However, Vero cells have given high titer of viral particles [8]. For efficient SARS-CoV-2 research, a cell line, such as Vero cells, that can easily replicate and isolate the virus is essential. These cells were isolated from the kidney epithelial cells of an African green monkey in 1963 and have been shown to not produce interferon (IFN) when infected with Newcastle disease virus, rubella virus, and other viruses [9]. A homozygous ~9 Mbp deletion on chromosome 12 causes the loss of the type I interferon (IFN-I) gene cluster and of cyclin-dependent kinase inhibitor genes [10]. The IFN deficiency allows SARS-CoV-2 to replicate in Vero cells. Among the several Vero cell clones, Vero E6 is the most widely used to replicate and isolate SARS-CoV-2 [11], because these cells highly express ACE2 on the apical membrane domain. However, the expression level of TMPRSS2, the receptor that the virus uses to prime the S protein (spike protein of SARS-CoV-2) [4], is quite low in this clone.
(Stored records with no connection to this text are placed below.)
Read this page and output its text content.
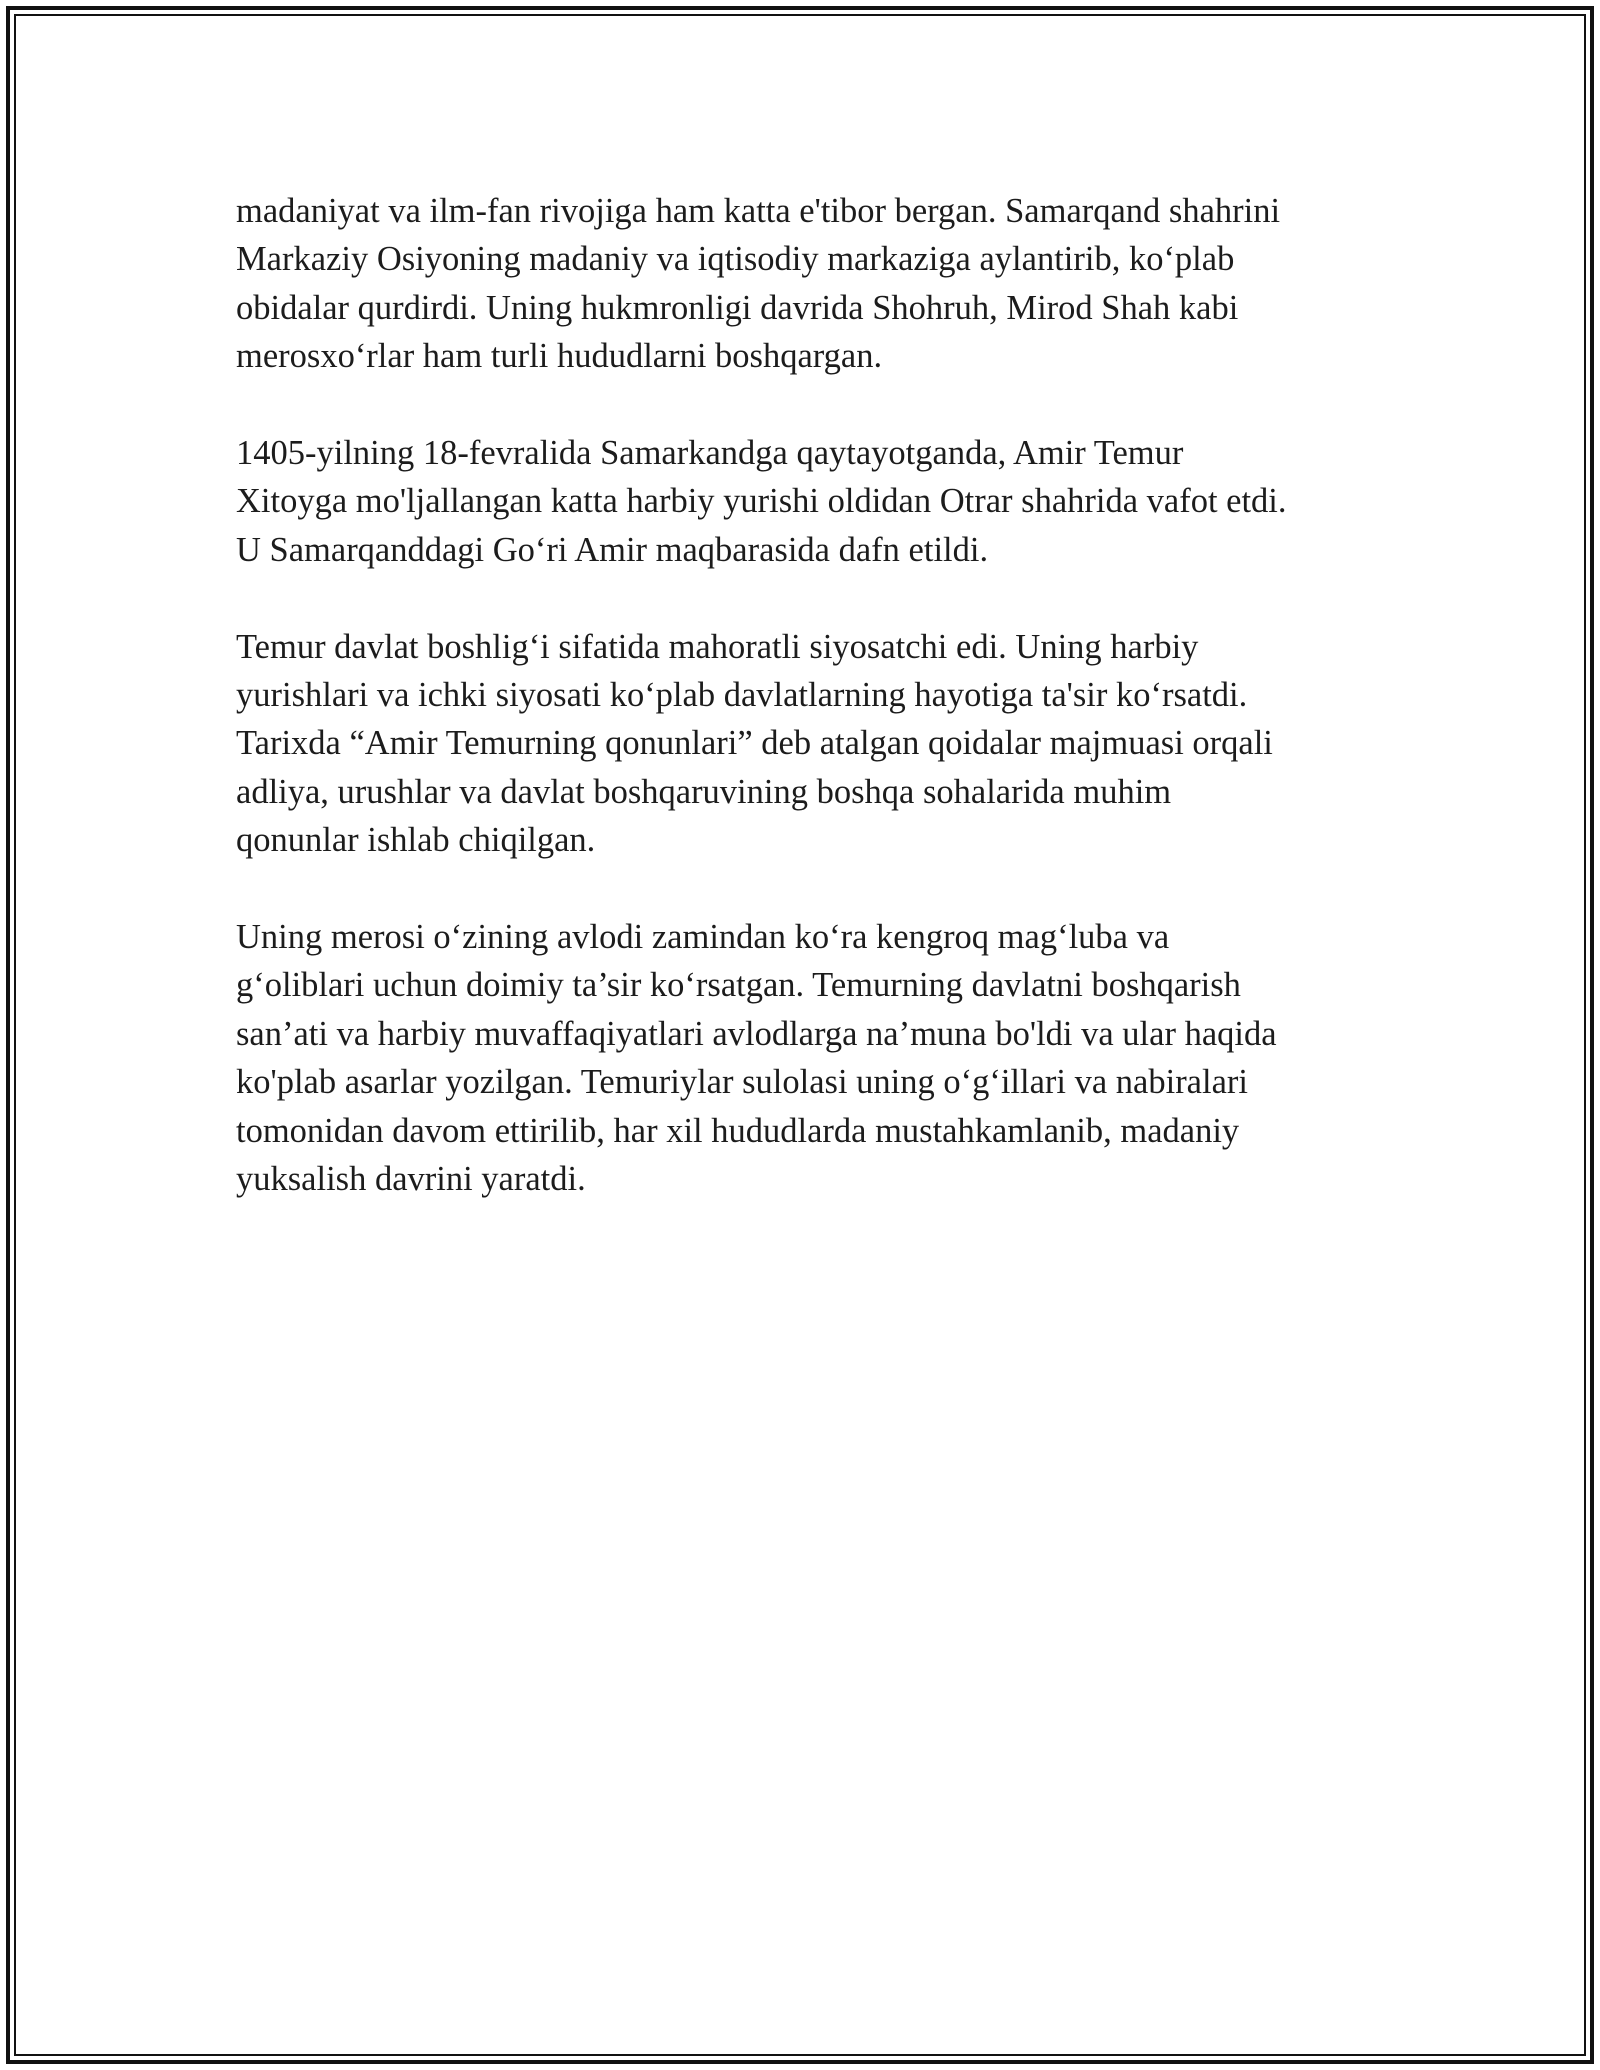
madaniyat va ilm-fan rivojiga ham katta e'tibor bergan. Samarqand shahrini
Markaziy Osiyoning madaniy va iqtisodiy markaziga aylantirib, ko‘plab
obidalar qurdirdi. Uning hukmronligi davrida Shohruh, Mirod Shah kabi
merosxo‘rlar ham turli hududlarni boshqargan.

1405-yilning 18-fevralida Samarkandga qaytayotganda, Amir Temur
Xitoyga mo'ljallangan katta harbiy yurishi oldidan Otrar shahrida vafot etdi.
U Samarqanddagi Go‘ri Amir maqbarasida dafn etildi.

Temur davlat boshlig‘i sifatida mahoratli siyosatchi edi. Uning harbiy
yurishlari va ichki siyosati ko‘plab davlatlarning hayotiga ta'sir ko‘rsatdi.
Tarixda “Amir Temurning qonunlari” deb atalgan qoidalar majmuasi orqali
adliya, urushlar va davlat boshqaruvining boshqa sohalarida muhim
qonunlar ishlab chiqilgan.

Uning merosi o‘zining avlodi zamindan ko‘ra kengroq mag‘luba va
g‘oliblari uchun doimiy ta’sir ko‘rsatgan. Temurning davlatni boshqarish
san’ati va harbiy muvaffaqiyatlari avlodlarga na’muna bo'ldi va ular haqida
ko'plab asarlar yozilgan. Temuriylar sulolasi uning o‘g‘illari va nabiralari
tomonidan davom ettirilib, har xil hududlarda mustahkamlanib, madaniy
yuksalish davrini yaratdi.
To enhance the replication and isolation efficiencies of SARS-CoV-2 in Vero E6 cells, Matsuyama et al. have used TMPRSS2-overexpressing Vero E6 cells [12]. They reported that the viral RNA copies in the culture supernatants of these cells were >100 times higher than those of Vero E6 cells, suggesting that it would be possible to isolate higher titer virus using TMPRSS2-overexpressing Vero E6 cells.
Organoids
Organoids are composed of multiple cell types and model the physiological conditions of human organs. Because organoids have the ability to self-replicate, they are also suitable models for large-scale screening in drug discovery and disease research [13]. Besides the lung damage caused by pneumonia, SARS-CoV-2 affects several organs like the kidney [14], liver [15], and the cardiovascular system [16]. Suzuki et al. and Han et al. generated human bronchial organoids [17] or human lung organoids [18], respectively, for SARS-CoV-2 research. They showed that their organoids were permissive to the SARS-CoV-2 infection and could evaluate antiviral effects of COVID-19 candidate therapeutic compounds, including camostat [17]. Besides the lung damage caused by pneumonia, SARS-CoV-2 affects several organs like the kidney [14], liver [15], and the cardiovascular system [16]. Monteil et al. have shown that the supernatant of SARS-CoV-2 infected kidney organoids differentiated from human embryonic stem cells can efficiently infect Vero E6 cells, showing that the kidney organoids produce infectious progeny virus [19]. In addition, Zhao et al. have demonstrated that human liver ductal organoids are permissive to SARS-CoV-2 infection and support replication [20]. Interestingly, virus infection impaired the bile acid transporting functions of cholangiocytes [20]. This effect might be the reason for the bile acid accumulation and consequent liver damage in patients with COVID-19. Furthermore, it is expected that the intestine is another viral target organ [21]. Lamers et al. and Zhou et al. have reported that human intestinal organoids, which were established from primary gut epithelial stem cells, support SARS-CoV-2 replication [22,23]. Moreover, Monteil et al. have also demonstrated that SARS-CoV-2 can directly infect human blood vessel organoids differentiated from human induced pluripotent stem cells [19]. Consistently, Varga et al. confirmed the presence of viral elements within endothelial cells and an accumulation of inflammatory cells [24]. Taken together, the two studies suggest that SARS-CoV-2 infection induces endotheliitis in several organs as a direct consequence of virus involvement. However, while organoids can reproduce the pathology of COVID-19 in specific tissues on which they are modeled, they cannot reproduce the systemic symptoms associated with whole body responses to the viral infection.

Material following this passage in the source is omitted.